Ale ponieważ każdy kij ma dwa końce, to zdarzają się sytuacje, że to rozgoryczeni rodzice interweniują w sprawie nauczycieli, którzy ich zdaniem, niewłaściwie zachowali się w stosunku do dziecka. „Mamy nauczycieli, którzy szarpną dziecko, popchną, bo jak tłumaczą, puściły im nerwy. Wówczas też możemy wnieść sprawę karną o naruszenie integralności dziecka” - wówczas, jak tłumaczy Bórawska, jeśli nauczyciel ma założoną sprawę dyscyplinarną, kancelaria prawna uczestniczy w przesłuchaniach świadków przed specjalną komisją dyscyplinarną nauczycieli, kontaktuje się z prokuratorem, powołuje swoich świadków i swoje dowody na to, że nauczyciel nie przekroczył żadnych dopuszczalnych granic. „Tutaj niestety są tzw. kwestie uznaniowe. Prowadziliśmy sprawę nauczyciela, który wysłał niestosowny mem do ucznia, żart o charakterze seksualnym. Za to założono mu sprawę dyscyplinarną. I to są właśnie owe kwestie uznaniowe, które określają, w jakim miejscu przekroczona została granica. Musimy wówczas powołać świadków, których zeznania potwierdzą, że nauczyciel jest dobrym pracownikiem, dobrym człowiekiem i żadnych innych granic nie przekroczył, a więc w jego zamiarze ten mem miał być tylko żartem”. Gdyby sytuacja była odwrotna, uczeń wysyłałby podobne treści do nauczyciela albo miałoby miejsce inne zachowanie naganne, nie możemy mówić o postępowaniu dyscyplinarnym, ale o sprawie w sądzie rodzinnym w specjalnym postępowaniu ds. nieletnich, które dotyczy małoletnich pomiędzy 13. a 17. rokiem życia. „Człowieka w tym wieku nie karze się, ale wychowuje i resocjalizuje, więc te kary są odpowiednio mniejsze: upomnienie czy zobowiązanie do terapii, a nie np. prace społeczne, jak w przypadku osoby dorosłej” - podkreśla mecenas Bórawska.

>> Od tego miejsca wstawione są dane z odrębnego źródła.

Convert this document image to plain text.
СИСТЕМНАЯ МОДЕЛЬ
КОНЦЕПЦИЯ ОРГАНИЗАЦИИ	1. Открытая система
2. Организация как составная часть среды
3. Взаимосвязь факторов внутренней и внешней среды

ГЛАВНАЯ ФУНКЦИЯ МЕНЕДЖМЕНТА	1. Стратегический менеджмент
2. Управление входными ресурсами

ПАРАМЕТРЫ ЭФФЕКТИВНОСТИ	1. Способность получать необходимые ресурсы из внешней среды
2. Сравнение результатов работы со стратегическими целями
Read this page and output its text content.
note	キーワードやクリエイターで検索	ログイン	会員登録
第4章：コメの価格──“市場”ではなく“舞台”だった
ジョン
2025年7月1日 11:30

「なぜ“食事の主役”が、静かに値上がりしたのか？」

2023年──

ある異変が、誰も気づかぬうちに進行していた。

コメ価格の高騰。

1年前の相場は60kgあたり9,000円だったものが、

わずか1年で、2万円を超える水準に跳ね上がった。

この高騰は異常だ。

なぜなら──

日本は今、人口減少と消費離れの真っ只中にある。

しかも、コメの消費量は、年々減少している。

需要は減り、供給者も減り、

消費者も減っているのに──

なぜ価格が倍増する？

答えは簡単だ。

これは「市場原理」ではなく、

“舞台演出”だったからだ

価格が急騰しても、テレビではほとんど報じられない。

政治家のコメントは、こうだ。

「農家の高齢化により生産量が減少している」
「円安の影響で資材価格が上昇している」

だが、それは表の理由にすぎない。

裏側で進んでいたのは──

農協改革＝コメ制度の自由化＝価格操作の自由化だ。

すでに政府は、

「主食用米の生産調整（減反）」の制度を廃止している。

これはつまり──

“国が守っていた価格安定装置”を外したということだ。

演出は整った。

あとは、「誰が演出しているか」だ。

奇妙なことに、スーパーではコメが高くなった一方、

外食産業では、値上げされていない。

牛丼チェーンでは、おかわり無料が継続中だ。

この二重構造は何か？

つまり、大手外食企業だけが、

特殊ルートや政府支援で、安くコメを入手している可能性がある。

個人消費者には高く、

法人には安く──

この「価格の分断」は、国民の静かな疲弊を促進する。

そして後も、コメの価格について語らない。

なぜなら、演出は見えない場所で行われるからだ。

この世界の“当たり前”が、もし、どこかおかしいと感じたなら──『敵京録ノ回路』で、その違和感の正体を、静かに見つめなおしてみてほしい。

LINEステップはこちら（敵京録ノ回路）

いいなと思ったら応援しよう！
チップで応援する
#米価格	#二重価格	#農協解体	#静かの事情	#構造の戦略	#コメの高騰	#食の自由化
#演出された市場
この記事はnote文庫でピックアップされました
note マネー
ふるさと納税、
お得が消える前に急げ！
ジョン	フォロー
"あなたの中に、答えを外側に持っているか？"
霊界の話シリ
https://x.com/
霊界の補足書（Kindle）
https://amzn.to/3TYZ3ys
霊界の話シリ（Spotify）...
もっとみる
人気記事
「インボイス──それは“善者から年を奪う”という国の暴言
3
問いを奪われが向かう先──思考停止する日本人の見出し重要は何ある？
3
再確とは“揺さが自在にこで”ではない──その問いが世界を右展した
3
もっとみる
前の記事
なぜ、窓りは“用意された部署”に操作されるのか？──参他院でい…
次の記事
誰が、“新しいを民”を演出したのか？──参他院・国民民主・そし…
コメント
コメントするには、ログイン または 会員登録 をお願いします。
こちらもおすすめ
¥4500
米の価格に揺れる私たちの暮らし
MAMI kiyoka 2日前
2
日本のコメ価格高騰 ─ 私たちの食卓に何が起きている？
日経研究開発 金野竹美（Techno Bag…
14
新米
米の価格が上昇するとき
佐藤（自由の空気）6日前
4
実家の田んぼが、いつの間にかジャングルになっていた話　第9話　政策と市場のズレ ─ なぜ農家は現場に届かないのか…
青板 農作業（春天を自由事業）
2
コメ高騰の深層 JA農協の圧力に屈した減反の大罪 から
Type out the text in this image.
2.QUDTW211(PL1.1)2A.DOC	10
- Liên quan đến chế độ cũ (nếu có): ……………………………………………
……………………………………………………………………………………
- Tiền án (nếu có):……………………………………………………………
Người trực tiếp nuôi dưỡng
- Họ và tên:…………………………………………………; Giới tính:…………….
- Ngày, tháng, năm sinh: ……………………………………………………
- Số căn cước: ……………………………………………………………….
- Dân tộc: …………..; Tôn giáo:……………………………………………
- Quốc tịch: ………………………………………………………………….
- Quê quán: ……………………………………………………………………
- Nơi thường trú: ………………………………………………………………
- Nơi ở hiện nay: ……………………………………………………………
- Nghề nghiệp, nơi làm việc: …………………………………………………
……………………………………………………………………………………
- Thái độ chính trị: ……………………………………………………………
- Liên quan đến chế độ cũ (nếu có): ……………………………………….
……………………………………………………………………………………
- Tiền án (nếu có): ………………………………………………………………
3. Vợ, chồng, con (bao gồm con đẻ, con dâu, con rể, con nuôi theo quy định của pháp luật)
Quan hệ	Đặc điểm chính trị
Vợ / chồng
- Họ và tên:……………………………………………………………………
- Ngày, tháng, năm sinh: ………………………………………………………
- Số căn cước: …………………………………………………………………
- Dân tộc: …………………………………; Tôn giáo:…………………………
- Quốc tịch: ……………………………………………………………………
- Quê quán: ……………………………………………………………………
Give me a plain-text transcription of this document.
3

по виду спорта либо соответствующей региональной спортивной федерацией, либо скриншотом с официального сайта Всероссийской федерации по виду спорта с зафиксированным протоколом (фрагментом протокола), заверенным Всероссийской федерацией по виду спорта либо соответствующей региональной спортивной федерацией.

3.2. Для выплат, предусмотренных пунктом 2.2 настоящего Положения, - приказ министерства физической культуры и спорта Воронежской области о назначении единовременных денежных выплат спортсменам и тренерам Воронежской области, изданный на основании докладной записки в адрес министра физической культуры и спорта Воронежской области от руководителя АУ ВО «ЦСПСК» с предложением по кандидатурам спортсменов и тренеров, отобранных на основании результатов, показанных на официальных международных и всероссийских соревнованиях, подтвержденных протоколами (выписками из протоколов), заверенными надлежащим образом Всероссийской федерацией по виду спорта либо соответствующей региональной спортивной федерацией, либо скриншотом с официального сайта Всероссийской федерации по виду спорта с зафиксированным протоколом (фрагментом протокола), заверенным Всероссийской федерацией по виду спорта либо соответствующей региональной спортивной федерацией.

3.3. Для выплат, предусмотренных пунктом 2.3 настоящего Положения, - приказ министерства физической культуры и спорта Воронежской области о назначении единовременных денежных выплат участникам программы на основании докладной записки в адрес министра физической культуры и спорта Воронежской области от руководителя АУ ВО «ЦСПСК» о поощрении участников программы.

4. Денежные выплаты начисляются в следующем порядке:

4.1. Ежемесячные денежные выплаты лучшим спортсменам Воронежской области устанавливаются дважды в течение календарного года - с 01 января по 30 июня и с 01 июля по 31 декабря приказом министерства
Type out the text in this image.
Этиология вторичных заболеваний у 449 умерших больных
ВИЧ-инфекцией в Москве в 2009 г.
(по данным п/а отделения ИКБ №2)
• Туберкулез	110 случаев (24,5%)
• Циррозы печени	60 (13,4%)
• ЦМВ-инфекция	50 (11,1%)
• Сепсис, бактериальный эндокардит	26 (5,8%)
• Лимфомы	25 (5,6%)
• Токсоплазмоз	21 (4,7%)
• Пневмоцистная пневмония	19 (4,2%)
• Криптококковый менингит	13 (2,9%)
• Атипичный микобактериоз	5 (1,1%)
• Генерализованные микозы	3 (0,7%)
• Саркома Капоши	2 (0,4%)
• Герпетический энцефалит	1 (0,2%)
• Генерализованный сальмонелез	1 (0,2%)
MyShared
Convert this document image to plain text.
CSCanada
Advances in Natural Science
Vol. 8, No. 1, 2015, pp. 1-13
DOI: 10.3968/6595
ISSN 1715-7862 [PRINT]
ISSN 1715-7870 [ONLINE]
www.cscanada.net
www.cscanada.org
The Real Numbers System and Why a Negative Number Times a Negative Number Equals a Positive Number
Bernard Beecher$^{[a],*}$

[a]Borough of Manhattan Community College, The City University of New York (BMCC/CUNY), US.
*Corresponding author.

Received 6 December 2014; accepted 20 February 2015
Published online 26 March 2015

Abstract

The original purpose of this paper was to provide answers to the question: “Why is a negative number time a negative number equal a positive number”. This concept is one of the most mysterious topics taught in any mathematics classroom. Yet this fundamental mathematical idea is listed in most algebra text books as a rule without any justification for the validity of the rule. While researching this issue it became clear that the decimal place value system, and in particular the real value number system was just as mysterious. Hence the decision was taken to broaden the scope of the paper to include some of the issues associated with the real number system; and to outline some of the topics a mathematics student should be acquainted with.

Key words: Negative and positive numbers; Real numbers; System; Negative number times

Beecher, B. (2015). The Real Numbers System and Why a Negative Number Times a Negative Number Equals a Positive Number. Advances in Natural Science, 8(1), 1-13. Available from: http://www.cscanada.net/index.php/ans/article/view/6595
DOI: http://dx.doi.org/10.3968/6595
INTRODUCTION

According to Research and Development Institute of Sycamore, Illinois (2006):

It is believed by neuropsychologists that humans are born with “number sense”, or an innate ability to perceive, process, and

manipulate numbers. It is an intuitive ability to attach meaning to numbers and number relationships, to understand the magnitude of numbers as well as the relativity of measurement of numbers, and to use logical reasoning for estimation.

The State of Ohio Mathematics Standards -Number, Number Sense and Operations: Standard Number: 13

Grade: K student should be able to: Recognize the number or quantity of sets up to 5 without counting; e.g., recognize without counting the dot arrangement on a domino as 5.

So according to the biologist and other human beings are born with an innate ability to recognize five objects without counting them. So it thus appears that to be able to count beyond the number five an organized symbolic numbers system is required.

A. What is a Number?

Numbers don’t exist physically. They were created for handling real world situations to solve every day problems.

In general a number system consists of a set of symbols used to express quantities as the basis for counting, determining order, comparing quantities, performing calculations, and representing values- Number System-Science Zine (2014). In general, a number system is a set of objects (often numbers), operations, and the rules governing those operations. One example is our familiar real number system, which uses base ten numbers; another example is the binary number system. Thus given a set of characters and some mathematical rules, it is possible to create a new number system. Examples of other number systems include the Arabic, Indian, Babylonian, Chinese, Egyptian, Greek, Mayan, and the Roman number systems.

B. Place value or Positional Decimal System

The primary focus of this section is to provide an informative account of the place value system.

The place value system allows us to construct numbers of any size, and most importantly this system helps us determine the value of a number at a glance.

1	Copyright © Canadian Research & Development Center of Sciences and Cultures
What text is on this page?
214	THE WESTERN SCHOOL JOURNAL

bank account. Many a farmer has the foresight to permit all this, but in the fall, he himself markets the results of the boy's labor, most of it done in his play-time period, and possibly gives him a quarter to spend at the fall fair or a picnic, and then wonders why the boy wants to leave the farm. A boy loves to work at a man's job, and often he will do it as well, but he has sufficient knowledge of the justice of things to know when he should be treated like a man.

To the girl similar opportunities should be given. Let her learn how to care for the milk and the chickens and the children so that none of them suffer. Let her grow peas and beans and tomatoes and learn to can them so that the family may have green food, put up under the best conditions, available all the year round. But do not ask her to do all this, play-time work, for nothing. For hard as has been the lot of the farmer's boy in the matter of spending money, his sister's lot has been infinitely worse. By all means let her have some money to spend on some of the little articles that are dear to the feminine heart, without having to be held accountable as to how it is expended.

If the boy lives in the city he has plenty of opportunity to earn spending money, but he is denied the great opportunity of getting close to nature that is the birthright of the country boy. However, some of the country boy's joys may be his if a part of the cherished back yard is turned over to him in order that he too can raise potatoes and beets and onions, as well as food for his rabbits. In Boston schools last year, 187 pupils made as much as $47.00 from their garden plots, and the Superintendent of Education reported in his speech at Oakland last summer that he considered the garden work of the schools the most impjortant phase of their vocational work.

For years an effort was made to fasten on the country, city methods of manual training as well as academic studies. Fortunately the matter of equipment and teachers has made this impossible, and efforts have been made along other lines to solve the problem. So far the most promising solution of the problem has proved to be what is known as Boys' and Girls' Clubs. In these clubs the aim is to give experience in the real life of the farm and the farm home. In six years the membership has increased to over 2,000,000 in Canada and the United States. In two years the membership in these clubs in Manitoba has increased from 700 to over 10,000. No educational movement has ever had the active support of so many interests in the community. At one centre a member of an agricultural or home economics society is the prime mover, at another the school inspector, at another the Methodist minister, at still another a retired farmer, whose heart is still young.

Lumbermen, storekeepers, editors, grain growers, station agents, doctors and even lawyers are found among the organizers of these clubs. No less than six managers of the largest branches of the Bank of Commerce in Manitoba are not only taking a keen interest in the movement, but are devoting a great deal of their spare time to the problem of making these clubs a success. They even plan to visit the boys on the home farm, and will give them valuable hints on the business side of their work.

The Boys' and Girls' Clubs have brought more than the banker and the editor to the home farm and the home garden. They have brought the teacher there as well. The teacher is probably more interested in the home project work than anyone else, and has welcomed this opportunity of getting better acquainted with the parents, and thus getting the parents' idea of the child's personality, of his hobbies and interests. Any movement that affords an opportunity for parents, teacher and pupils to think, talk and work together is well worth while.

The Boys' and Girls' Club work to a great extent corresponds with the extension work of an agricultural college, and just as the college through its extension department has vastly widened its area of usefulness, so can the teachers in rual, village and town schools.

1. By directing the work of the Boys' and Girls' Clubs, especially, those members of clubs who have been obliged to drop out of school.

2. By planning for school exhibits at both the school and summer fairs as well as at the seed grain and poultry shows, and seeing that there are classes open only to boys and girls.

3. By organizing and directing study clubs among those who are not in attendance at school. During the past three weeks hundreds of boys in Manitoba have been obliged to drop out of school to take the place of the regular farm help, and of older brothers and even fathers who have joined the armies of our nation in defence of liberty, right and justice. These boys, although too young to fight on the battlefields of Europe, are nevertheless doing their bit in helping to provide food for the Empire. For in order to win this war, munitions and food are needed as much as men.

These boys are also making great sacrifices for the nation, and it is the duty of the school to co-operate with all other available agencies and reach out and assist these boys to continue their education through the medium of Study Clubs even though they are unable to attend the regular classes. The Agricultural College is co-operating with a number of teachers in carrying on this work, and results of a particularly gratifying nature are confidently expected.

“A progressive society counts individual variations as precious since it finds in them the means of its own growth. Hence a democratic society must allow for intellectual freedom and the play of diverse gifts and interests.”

O czym powinien więc pamiętać nauczyciel, by nie narazić się na sytuacje, w których rodzice mogą mieć do niego pretensje? Mecenas Bórawska mówi, że to rzeczy oczywiste, o których nauczyciel z pewnością wie, ale warto je przypomnieć: „ Nauczyciel nie może stosować przemocy, nie może być wulgarny w stosunku do ucznia, musi zachowywać się i pracować z poszanowaniem godności ucznia”. Oczywiście ma prawo wymagać w stosunku do swojej osoby tych samych zachowań ze strony ucznia, a złych nie lekceważyć, ale we właściwy sposób reagować. Oby z pełną akceptacją rodziców dziecka.